Bulletins

Berkshire Hathaway's share prices literally broke the stock market

The Nasdaq's digital infrastructure wasn't designed to handle stock prices above $429,497. Berkshire Hathaway crossed that threshold today.

Berkshire Hathaway's share prices literally broke the stock market

The root of the counting problem comes from the 32-bit architecture Nasdaq uses to store stock prices.

Image: Museums Victoria / International Trade Administration / Barta IV / Protocol

The Wall Street Journal warned on Tuesday that shares of Berkshire Hathaway Class A stock were approaching the $429,496.73 limit inherent to the Nasdaq digital format used to store stock prices. The stock passed that threshold Thursday, leading several popular stock ticker sites to show the price making wild oscillations of 99% magnitude. The Nasdaq site simply says there is no data currently available for the Class A shares of Berkshire Hathaway.


The root of the counting problem comes from the 32-bit architecture Nasdaq uses to store stock prices, per WSJ. Within that system, the largest number that can be stored is two to the power of 32 minus one, yielding the $429,496.7295 limit.
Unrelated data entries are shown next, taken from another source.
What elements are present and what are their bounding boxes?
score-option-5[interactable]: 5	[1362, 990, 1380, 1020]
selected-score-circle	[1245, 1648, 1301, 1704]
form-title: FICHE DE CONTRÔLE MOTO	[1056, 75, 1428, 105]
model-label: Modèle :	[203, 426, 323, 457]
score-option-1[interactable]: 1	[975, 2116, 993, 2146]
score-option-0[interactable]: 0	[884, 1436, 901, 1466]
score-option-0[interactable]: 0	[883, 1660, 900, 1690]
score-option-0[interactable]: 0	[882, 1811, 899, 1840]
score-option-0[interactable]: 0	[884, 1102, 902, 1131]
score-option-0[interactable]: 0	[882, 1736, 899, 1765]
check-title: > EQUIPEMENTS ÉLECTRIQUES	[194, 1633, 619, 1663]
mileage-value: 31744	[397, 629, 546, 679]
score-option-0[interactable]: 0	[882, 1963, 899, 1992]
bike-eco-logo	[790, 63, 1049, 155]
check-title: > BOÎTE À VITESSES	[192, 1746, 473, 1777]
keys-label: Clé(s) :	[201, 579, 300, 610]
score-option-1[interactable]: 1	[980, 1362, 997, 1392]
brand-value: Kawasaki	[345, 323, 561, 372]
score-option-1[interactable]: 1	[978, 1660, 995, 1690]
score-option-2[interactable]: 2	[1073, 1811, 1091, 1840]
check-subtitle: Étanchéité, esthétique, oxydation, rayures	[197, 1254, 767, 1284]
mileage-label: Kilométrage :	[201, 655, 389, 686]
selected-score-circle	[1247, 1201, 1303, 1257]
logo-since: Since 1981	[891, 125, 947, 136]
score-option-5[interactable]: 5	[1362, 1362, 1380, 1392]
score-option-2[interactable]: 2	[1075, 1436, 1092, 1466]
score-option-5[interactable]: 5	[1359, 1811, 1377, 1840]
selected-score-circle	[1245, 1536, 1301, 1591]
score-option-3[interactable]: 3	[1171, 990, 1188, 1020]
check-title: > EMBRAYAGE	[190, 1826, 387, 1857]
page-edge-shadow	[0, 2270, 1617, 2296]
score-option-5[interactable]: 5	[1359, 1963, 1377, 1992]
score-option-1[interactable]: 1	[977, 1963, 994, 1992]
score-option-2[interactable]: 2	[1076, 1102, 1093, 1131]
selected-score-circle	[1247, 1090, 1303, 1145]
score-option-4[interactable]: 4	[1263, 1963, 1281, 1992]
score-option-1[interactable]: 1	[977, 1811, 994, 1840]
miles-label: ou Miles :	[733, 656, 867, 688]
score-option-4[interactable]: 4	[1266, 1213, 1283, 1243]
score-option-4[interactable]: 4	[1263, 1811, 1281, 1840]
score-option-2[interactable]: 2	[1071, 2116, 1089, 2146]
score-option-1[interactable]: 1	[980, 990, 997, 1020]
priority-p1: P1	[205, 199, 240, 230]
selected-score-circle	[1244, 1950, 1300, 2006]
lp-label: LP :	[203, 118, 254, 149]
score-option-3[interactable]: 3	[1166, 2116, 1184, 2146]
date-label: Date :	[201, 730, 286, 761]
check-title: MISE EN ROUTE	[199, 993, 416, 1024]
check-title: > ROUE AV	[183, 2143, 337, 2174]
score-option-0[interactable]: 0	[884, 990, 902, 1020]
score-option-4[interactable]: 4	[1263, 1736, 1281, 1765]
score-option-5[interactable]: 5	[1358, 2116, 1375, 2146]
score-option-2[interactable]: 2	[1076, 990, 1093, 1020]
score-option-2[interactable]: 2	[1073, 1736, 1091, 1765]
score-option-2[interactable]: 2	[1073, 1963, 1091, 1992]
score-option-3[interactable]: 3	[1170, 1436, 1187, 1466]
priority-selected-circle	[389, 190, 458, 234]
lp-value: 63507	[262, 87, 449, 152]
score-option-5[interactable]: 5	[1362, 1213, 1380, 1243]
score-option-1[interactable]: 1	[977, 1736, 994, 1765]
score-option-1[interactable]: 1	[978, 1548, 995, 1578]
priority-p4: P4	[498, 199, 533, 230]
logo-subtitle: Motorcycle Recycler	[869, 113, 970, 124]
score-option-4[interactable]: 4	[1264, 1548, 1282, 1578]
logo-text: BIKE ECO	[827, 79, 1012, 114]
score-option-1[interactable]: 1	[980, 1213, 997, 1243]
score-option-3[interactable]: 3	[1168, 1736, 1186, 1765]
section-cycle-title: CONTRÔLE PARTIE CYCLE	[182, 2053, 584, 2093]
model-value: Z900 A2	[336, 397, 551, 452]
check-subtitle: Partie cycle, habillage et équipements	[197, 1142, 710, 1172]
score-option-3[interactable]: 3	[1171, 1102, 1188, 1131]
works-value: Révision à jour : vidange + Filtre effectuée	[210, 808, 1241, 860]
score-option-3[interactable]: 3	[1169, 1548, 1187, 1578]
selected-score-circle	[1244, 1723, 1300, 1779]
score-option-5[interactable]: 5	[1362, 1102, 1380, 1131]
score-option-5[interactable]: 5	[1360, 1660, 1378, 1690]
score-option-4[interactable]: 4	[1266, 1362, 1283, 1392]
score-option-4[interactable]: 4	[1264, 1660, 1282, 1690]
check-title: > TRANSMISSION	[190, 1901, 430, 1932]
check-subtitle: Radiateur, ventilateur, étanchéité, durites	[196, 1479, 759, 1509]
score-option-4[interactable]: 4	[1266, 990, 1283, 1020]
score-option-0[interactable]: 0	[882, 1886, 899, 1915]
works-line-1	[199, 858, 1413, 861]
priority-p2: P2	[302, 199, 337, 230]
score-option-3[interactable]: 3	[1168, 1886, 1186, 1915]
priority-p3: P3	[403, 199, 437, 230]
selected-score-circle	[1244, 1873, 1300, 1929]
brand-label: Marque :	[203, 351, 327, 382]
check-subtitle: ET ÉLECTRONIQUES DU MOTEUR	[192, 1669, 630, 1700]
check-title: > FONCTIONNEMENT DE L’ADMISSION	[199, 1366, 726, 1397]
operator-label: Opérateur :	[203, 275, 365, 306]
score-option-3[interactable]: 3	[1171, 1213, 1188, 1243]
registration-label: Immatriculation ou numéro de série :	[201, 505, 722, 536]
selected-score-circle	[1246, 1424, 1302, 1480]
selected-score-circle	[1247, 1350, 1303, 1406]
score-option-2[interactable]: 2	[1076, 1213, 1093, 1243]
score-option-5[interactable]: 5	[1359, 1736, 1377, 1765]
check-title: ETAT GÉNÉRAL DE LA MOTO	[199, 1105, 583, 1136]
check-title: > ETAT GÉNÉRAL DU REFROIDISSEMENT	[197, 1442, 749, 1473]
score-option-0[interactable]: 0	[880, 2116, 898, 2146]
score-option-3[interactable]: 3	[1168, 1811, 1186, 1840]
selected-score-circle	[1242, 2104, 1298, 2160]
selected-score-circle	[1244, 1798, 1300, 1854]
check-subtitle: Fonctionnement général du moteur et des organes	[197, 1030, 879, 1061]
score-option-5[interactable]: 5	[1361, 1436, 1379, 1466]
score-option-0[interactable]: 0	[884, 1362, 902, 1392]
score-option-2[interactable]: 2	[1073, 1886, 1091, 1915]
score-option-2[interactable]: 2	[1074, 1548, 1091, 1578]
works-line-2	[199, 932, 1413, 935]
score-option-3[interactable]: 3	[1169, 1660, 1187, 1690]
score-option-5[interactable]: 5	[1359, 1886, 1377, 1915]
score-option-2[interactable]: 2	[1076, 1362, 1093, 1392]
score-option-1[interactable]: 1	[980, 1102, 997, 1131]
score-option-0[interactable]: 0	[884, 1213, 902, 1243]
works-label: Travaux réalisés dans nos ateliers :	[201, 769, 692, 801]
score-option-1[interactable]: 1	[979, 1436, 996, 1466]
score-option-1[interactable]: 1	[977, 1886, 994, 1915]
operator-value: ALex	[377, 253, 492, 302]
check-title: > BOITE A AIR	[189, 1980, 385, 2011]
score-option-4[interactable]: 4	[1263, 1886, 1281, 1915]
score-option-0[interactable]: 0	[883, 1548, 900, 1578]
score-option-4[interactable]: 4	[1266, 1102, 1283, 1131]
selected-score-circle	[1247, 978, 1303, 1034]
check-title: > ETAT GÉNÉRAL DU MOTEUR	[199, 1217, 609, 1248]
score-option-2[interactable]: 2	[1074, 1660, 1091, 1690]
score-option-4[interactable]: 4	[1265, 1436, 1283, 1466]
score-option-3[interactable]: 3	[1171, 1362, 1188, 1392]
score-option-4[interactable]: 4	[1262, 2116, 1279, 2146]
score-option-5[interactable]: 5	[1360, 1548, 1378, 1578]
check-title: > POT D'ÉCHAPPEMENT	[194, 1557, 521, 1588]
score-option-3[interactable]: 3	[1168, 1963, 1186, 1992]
Most companies choose to split their stock into smaller portions as it grows in value. This doesn't affect the actual value of the underlying asset, but makes it more manageable for investors to trade. Berkshire Hathaway has a Class B stock that trades at a much lower price range, but its chairman and CEO Warren Buffet has insisted on maintaining the intact Class A price over the years.